The other day I was putting together a comparison of various media CPMs (define) to contextualize the extra value of paid search impressions for a local business client. So I went to Google and found the website of a local newspaper yesterday, looking for a rate card.
There was no online rate card. There was no “Advertiser” tab. There was no “About Us” or site map. I looked through all the contact us info. Nothing. There was a link to “Place your Classified Ad” (catering to the dwindling minority who’d rather place a classified ad than go on Craig’s List or eBay) but even that section had no link to display advertising information or an advertising department.
I spent 10 minutes searching the site, then returning to Google and trying a deeper search there. Finally, I picked up the phone. And got an answer in 30 seconds and a PDF of a rate card emailed to me in minutes.
Aside from the silly feeling I got from inhaling a little too much high tech irony while bouncing online and off, it occurred to me that this was a perfect example of what integrated marketing is not. It was, in fact, “segregated marketing.”

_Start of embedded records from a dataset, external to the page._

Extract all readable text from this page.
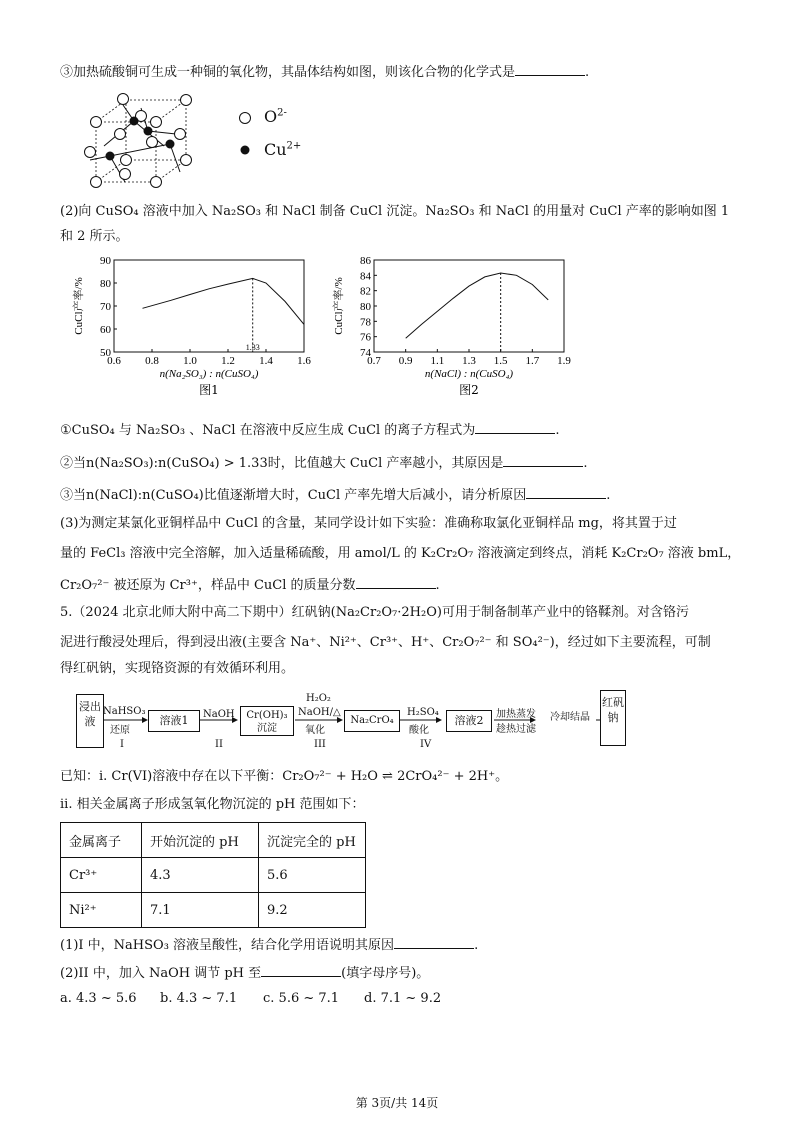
③加热硫酸铜可生成一种铜的氧化物，其晶体结构如图，则该化合物的化学式是	.
$O^{2-}$
$Cu^{2+}$
(2)向 CuSO₄ 溶液中加入 Na₂SO₃ 和 NaCl 制备 CuCl 沉淀。Na₂SO₃ 和 NaCl 的用量对 CuCl 产率的影响如图 1
和 2 所示。
0.6 0.8 1.0 1.2 1.4 1.6
50
60
70
80
90
1.33
CuCl产率/%
n(Na₂SO₃) : n(CuSO₄)
图1
0.7 0.9 1.1 1.3 1.5 1.7 1.9
74
76
78
80
82
84
86
CuCl产率/%
n(NaCl) : n(CuSO₄)
图2
①CuSO₄ 与 Na₂SO₃ 、NaCl 在溶液中反应生成 CuCl 的离子方程式为	.
②当n(Na₂SO₃):n(CuSO₄) > 1.33时，比值越大 CuCl 产率越小，其原因是	.
③当n(NaCl):n(CuSO₄)比值逐渐增大时，CuCl 产率先增大后减小，请分析原因	.
(3)为测定某氯化亚铜样品中 CuCl 的含量，某同学设计如下实验：准确称取氯化亚铜样品 mg，将其置于过
量的 FeCl₃ 溶液中完全溶解，加入适量稀硫酸，用 amol/L 的 K₂Cr₂O₇ 溶液滴定到终点，消耗 K₂Cr₂O₇ 溶液 bmL，
Cr₂O₇²⁻ 被还原为 Cr³⁺，样品中 CuCl 的质量分数	.
5.（2024 北京北师大附中高二下期中）红矾钠(Na₂Cr₂O₇·2H₂O)可用于制备制革产业中的铬鞣剂。对含铬污
泥进行酸浸处理后，得到浸出液(主要含 Na⁺、Ni²⁺、Cr³⁺、H⁺、Cr₂O₇²⁻ 和 SO₄²⁻)，经过如下主要流程，可制
得红矾钠，实现铬资源的有效循环利用。
浸出液
NaHSO₃
还原
I
溶液1	NaOH
II
Cr(OH)₃
沉淀
H₂O₂
NaOH/△
氧化
III
Na₂CrO₄
H₂SO₄
酸化
IV
溶液2	加热蒸发
趁热过滤
冷却结晶
红矾钠
已知：i. Cr(VI)溶液中存在以下平衡：Cr₂O₇²⁻ + H₂O ⇌ 2CrO₄²⁻ + 2H⁺。
ii. 相关金属离子形成氢氧化物沉淀的 pH 范围如下：
金属离子	开始沉淀的 pH	沉淀完全的 pH
Cr³⁺	4.3	5.6
Ni²⁺	7.1	9.2
(1)I 中，NaHSO₃ 溶液呈酸性，结合化学用语说明其原因	.
(2)II 中，加入 NaOH 调节 pH 至	(填字母序号)。
a. 4.3 ~ 5.6 b. 4.3 ~ 7.1 c. 5.6 ~ 7.1 d. 7.1 ~ 9.2
第 3页/共 14页
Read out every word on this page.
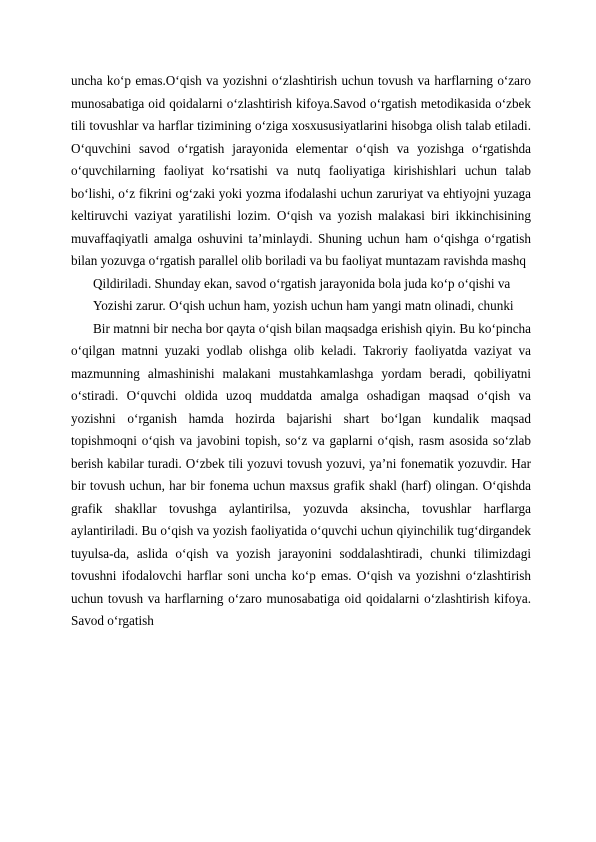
uncha ko‘p emas.O‘qish va yozishni o‘zlashtirish uchun tovush va harflarning o‘zaro munosabatiga oid qoidalarni o‘zlashtirish kifoya.Savod o‘rgatish metodikasida o‘zbek tili tovushlar va harflar tizimining o‘ziga xosxususiyatlarini hisobga olish talab etiladi. O‘quvchini savod o‘rgatish jarayonida elementar o‘qish va yozishga o‘rgatishda o‘quvchilarning faoliyat ko‘rsatishi va nutq faoliyatiga kirishishlari uchun talab bo‘lishi, o‘z fikrini og‘zaki yoki yozma ifodalashi uchun zaruriyat va ehtiyojni yuzaga keltiruvchi vaziyat yaratilishi lozim. O‘qish va yozish malakasi biri ikkinchisining muvaffaqiyatli amalga oshuvini ta’minlaydi. Shuning uchun ham o‘qishga o‘rgatish bilan yozuvga o‘rgatish parallel olib boriladi va bu faoliyat muntazam ravishda mashq

Qildiriladi. Shunday ekan, savod o‘rgatish jarayonida bola juda ko‘p o‘qishi va

Yozishi zarur. O‘qish uchun ham, yozish uchun ham yangi matn olinadi, chunki

Bir matnni bir necha bor qayta o‘qish bilan maqsadga erishish qiyin. Bu ko‘pincha o‘qilgan matnni yuzaki yodlab olishga olib keladi. Takroriy faoliyatda vaziyat va mazmunning almashinishi malakani mustahkamlashga yordam beradi, qobiliyatni o‘stiradi. O‘quvchi oldida uzoq muddatda amalga oshadigan maqsad o‘qish va yozishni o‘rganish hamda hozirda bajarishi shart bo‘lgan kundalik maqsad topishmoqni o‘qish va javobini topish, so‘z va gaplarni o‘qish, rasm asosida so‘zlab berish kabilar turadi. O‘zbek tili yozuvi tovush yozuvi, ya’ni fonematik yozuvdir. Har bir tovush uchun, har bir fonema uchun maxsus grafik shakl (harf) olingan. O‘qishda grafik shakllar tovushga aylantirilsa, yozuvda aksincha, tovushlar harflarga aylantiriladi. Bu o‘qish va yozish faoliyatida o‘quvchi uchun qiyinchilik tug‘dirgandek tuyulsa-da, aslida o‘qish va yozish jarayonini soddalashtiradi, chunki tilimizdagi tovushni ifodalovchi harflar soni uncha ko‘p emas. O‘qish va yozishni o‘zlashtirish uchun tovush va harflarning o‘zaro munosabatiga oid qoidalarni o‘zlashtirish kifoya. Savod o‘rgatish
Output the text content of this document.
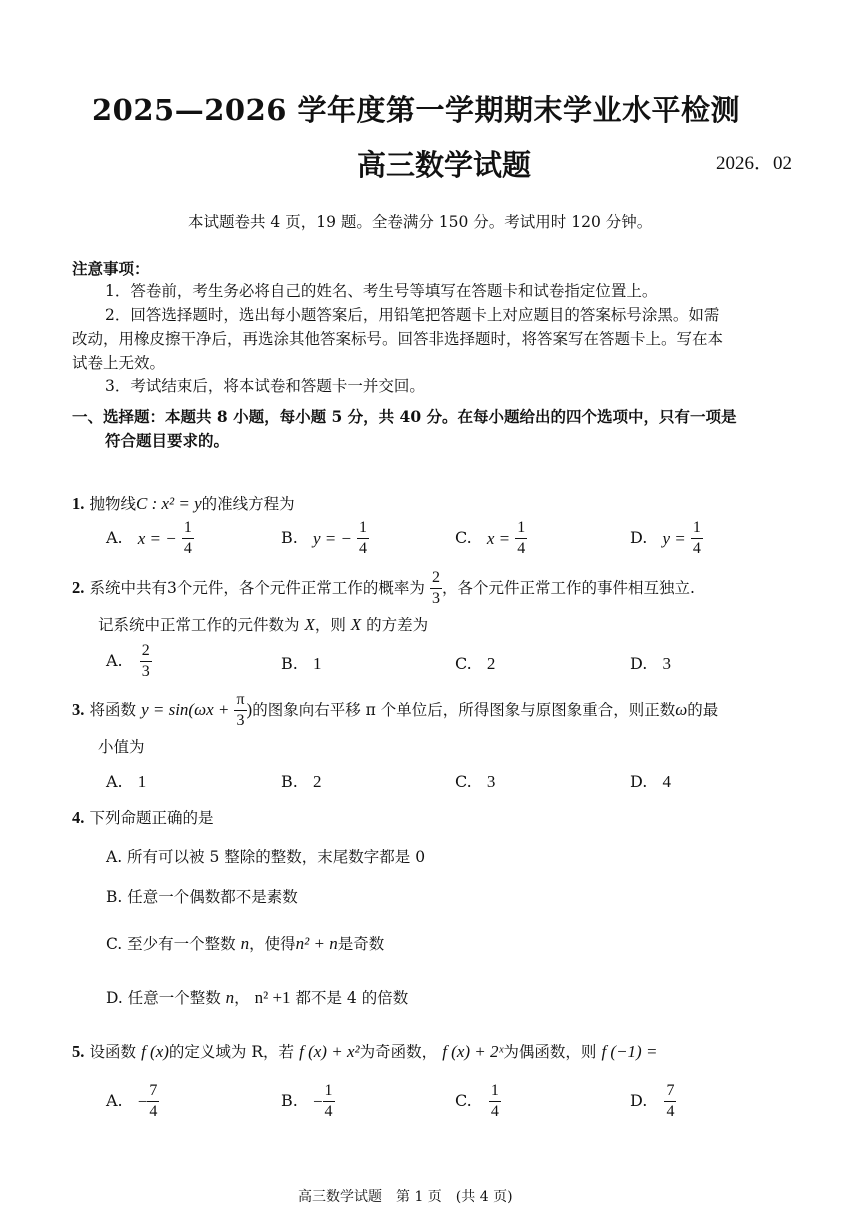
2025—2026 学年度第一学期期末学业水平检测
高三数学试题	2026．02
本试题卷共 4 页，19 题。全卷满分 150 分。考试用时 120 分钟。
注意事项：
1．答卷前，考生务必将自己的姓名、考生号等填写在答题卡和试卷指定位置上。
2．回答选择题时，选出每小题答案后，用铅笔把答题卡上对应题目的答案标号涂黑。如需
改动，用橡皮擦干净后，再选涂其他答案标号。回答非选择题时，将答案写在答题卡上。写在本
试卷上无效。
3．考试结束后，将本试卷和答题卡一并交回。
一、选择题：本题共 8 小题，每小题 5 分，共 40 分。在每小题给出的四个选项中，只有一项是
符合题目要求的。
1. 抛物线C : x² = y的准线方程为
A. x = − $\frac{1}{4}$	B. y = − $\frac{1}{4}$	C. $x = \frac{1}{4}$	D. $y = \frac{1}{4}$
2. 系统中共有3个元件，各个元件正常工作的概率为 $\frac{2}{3}$ ，各个元件正常工作的事件相互独立.
记系统中正常工作的元件数为 X，则 X 的方差为
A. $\frac{2}{3}$	B. 1	C. 2	D. 3
3. 将函数 $y = \sin(\omega x + \frac{\pi}{3}$ )的图象向右平移 π 个单位后，所得图象与原图象重合，则正数ω的最
小值为
A. 1	B. 2	C. 3	D. 4
4. 下列命题正确的是
A. 所有可以被 5 整除的整数，末尾数字都是 0
B. 任意一个偶数都不是素数
C. 至少有一个整数 n，使得n² + n是奇数
D. 任意一个整数 n， n² +1 都不是 4 的倍数
5. 设函数 f (x)的定义域为 R，若 f (x) + x²为奇函数， f (x) + 2ˣ为偶函数，则 f (−1) =
A. − $\frac{7}{4}$	B. − $\frac{1}{4}$	C. $\frac{1}{4}$	D. $\frac{7}{4}$
高三数学试题　第 1 页　(共 4 页)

Integrated marketing is not forcing someone out of one channel and into another. Or making a potential customer feel foolish for having pursued a quite reasonable course of action. I believe that integrated marketing is about providing a consistent experience to your stakeholders, preferably organic, authentic and respectful.
I read a great post the other day by Elana Anderson on ClickZ called “Five Fundamentals of Integrated Marketing” . When asked for examples of integrated marketing companies, she said that while there are plenty of good integrated marketing programs, she had seen few companies that truly excel at integrated marketing.
The Center for Media Research is a bit more positive, reporting on an ANA study that finds that while integrated marketing is a trend and that 2/3 of executives surveyed say the feel their company’s marketing function has become more integrated, only 13% of them are satisfied with their company’s marketing structure.
So with that, here’s the first of what I hope will be many insight-provoking questions.
Can somebody please explain to me why we (marketers & consumers) still tolerate segregated marketing?